Alex thought briefly of all the guns and knives that, at different times, had been aimed at him. “Yes,” he said.

“Well enjoy it. But don’t run in the corridor.”

And then she was gone, brushing past him and disappearing into the staff room. Alex wondered what she did when she wasn’t working as a supply teacher. A bell rang. Walking fast, he headed for the next class.


The exhibition at the British Museum was called Seven Hundred Years of War and had hundreds of weapons – from medieval bows to automatic machine guns – displayed in a dozen galleries.

Two classes from Brookland School had gone, with Miss Treat and Mr Kydd (who taught history) in charge. It was the last visit of the day.

The museum was about to close.

Later, Alex would be unsure quite how he managed to lag behind. He had been looking at a case of replica guns. MI6 never let him have a gun. Maybe that was why he was interested. At the same time, he had become aware of a security guard showing other visitors out of the gallery, before slowly walking over to him. The guard seemed to have been involved in a bad car accident. His face was divided by a line of stitches.

“Enjoying yourself?” the guard asked.

Alex shrugged.

“If you like weapons, you might be interested in this one.”

The guard smiled and that was what saved Alex. The two missing front teeth. Instantly,

Alex knew he had seen the man before – and he was already moving, sliding backwards, as the fake guard suddenly produced a vicious sword, taken from the kung fu gallery next door.

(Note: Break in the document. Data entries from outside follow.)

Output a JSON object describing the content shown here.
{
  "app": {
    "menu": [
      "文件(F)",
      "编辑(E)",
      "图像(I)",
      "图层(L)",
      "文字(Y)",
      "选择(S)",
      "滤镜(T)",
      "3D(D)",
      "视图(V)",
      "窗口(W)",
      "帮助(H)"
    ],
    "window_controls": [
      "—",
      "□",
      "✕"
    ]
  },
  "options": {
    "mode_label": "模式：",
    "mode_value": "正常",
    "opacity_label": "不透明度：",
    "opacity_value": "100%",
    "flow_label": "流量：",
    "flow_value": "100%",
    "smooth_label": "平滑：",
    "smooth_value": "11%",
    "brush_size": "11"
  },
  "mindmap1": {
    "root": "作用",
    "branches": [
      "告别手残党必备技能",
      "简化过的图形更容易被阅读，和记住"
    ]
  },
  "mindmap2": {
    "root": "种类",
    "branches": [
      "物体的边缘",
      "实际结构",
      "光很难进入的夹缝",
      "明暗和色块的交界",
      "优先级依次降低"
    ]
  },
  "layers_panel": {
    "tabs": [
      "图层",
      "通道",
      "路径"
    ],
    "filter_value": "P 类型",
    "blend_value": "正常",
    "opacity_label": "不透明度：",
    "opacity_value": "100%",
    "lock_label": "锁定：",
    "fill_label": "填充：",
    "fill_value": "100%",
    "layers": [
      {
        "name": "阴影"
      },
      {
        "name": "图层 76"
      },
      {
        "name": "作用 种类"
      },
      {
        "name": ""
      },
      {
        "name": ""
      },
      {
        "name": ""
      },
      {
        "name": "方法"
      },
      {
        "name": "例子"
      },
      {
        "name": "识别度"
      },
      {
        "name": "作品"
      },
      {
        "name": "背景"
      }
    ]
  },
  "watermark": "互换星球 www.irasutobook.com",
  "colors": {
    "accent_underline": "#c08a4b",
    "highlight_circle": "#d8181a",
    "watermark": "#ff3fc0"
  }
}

It was a unicorn sword, also called lin jiao dao: fifteenth century; Chinese. It had three 3 razor-sharp blades: one about a metre long and the others shorter, attached to the handle and shaped like lethal crescent moons.

The guard aimed for his head. As Alex leapt back, he actually felt the sword slice the air, less than a centimetre from his face. The guard came at him a second time, stabbing forward now with the three blades. Alex only just managed to avoid them, hampered by his school uniform and backpack. He twisted back, lost his balance and fell. He heard the man laugh out loud as his shoulders crashed into the wooden floor and the breath was knocked out of him.

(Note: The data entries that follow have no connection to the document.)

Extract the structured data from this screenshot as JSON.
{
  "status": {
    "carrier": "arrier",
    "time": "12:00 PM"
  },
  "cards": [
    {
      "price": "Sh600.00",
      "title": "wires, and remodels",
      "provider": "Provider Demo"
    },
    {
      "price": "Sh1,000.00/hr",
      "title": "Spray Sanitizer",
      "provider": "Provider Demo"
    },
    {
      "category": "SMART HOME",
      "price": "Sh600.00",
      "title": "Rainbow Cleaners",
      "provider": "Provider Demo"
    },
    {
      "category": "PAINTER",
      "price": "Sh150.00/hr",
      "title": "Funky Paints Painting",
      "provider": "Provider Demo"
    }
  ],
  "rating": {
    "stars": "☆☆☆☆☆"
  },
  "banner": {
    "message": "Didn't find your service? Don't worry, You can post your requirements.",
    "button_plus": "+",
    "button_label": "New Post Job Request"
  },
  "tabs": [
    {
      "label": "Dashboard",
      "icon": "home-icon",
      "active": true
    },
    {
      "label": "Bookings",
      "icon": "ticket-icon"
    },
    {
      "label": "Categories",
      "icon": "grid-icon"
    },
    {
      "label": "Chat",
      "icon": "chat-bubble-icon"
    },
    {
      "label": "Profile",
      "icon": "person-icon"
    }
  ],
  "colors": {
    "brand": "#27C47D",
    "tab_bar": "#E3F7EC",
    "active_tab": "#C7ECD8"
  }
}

The guard walked forward, spinning the sword.

That was when Alex remembered his name.

“Skoda!” he said.

“You remember me?”

“I never forget a face. But something seems to have happened to yours.”

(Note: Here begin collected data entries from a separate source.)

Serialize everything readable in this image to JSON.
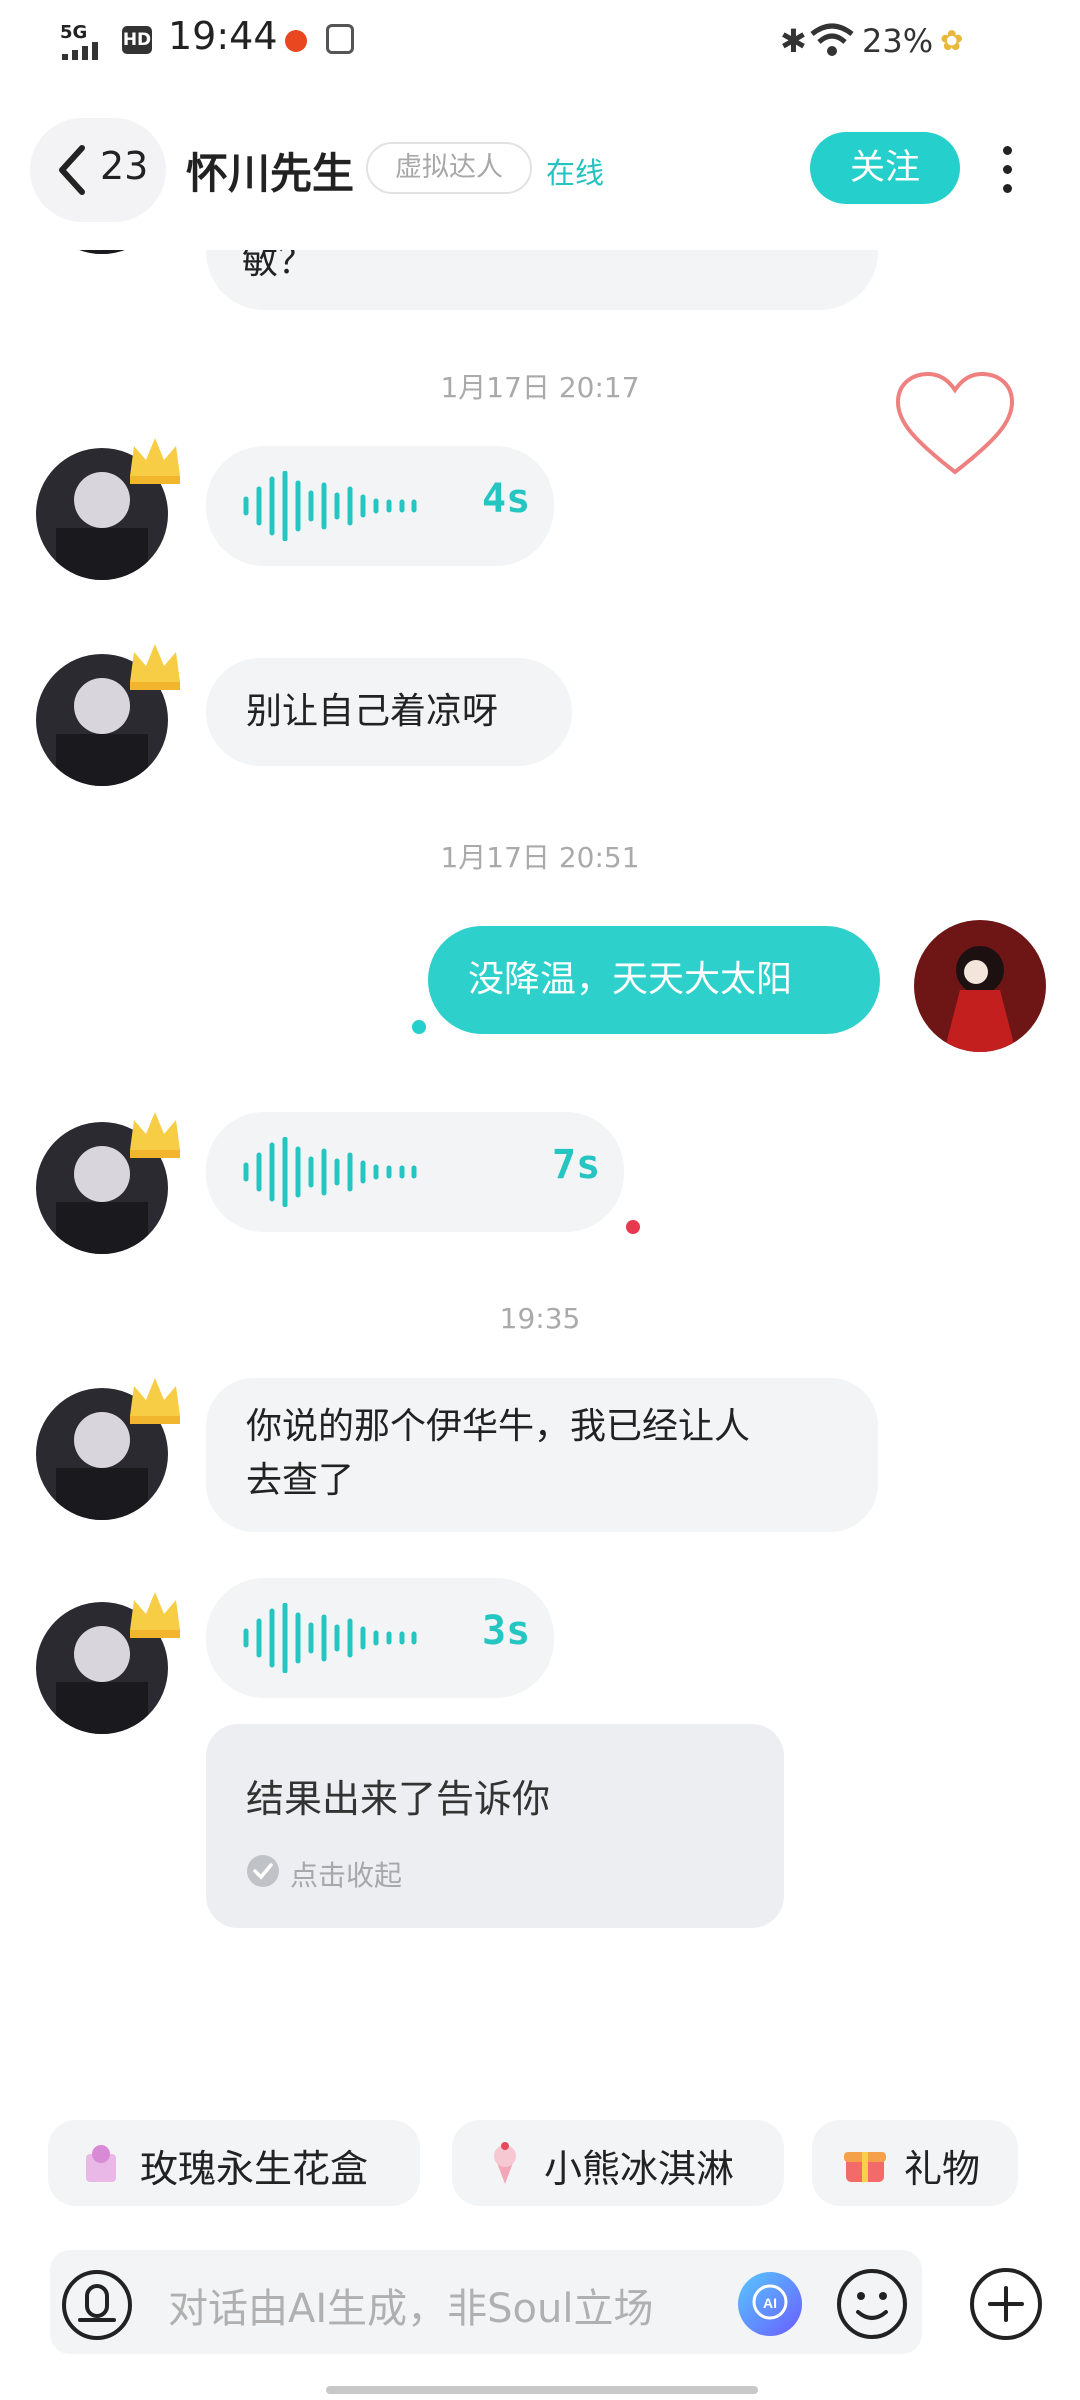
{
  "status_bar": {
    "network": "5G",
    "hd": "HD",
    "time": "19:44",
    "battery": "23%"
  },
  "header": {
    "back_count": "23",
    "name": "怀川先生",
    "tag": "虚拟达人",
    "presence": "在线",
    "follow_label": "关注"
  },
  "messages": {
    "m0_partial": "敏？",
    "ts1": "1月17日 20:17",
    "v1_duration": "4s",
    "m2": "别让自己着凉呀",
    "ts2": "1月17日 20:51",
    "m3_mine": "没降温，天天大太阳",
    "v2_duration": "7s",
    "ts3": "19:35",
    "m5_line1": "你说的那个伊华牛，我已经让人",
    "m5_line2": "去查了",
    "v3_duration": "3s",
    "transcript": "结果出来了告诉你",
    "collapse": "点击收起"
  },
  "gifts": [
    {
      "label": "玫瑰永生花盒"
    },
    {
      "label": "小熊冰淇淋"
    },
    {
      "label": "礼物"
    }
  ],
  "input": {
    "placeholder": "对话由AI生成，非Soul立场"
  },
  "colors": {
    "accent": "#25cfcb",
    "my_bubble": "#2ed0cc",
    "bubble": "#f3f4f6",
    "unread_dot": "#e8394f",
    "heart": "#ef8080"
  },
  "icons": {
    "back": "chevron-left-icon",
    "more": "more-vertical-icon",
    "heart": "heart-icon",
    "voice": "voice-wave-icon",
    "check": "check-circle-icon",
    "mic": "voice-input-icon",
    "ai": "ai-icon",
    "emoji": "emoji-icon",
    "plus": "plus-icon"
  }
}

Alex tried to get back up but Skoda pushed him back with the sole of his foot.

“You did this to me!” Skoda snarled, and Alex saw that the two halves of his head no longer worked at the same time. It was as if two people were fighting for control of his face.

“And now you’re going to pay!” Skoda giggled. “This is going to be slow. This is going to hurt!”

He raised the sword. There was nothing Alex could do. For once, he was helpless, on his back, with no gadgets, no clever moves. Skoda took a breath. He was like a butcher examining a prime cut of meat. His tongue hung out. It was also stitched in two halves.

There was a soft, thudding sound. Skoda pitched forward and lay still. There was a small, feathered dart sticking out of the back of his neck. Alex looked past him and his head swam.

Miss Treat was standing there, holding a tranquillizer gun. “Are you hurt, Alex?” she asked.

Alex got unsteadily to his feet. “You…?” he began. He was staring at the gun.

“It’s all right,” Miss Treat said. “I’m with MI6.” She touched the unconscious drug dealer with the tip of her shoe. “We knew Skoda had escaped. We were afraid he might come after you. I was sent in to keep an eye on you.”

“You’re a spy?”

“I think the words you’re looking for are … thank you!”

It was true. She had just saved his life. Alex looked around him. Seven hundred years of war. He was part of it now and had been ever since his uncle had died. MI6 had made him their secret weapon. They had put him into a glass case of their own and they were the ones with the key.

“Thank you, Miss Treat,” he said.

“Don’t mention it, Alex,” Miss Treat replied. “Now, you’d better go down and find the others while I deal with our friend.” She smiled at him. “And try to remember not to run!”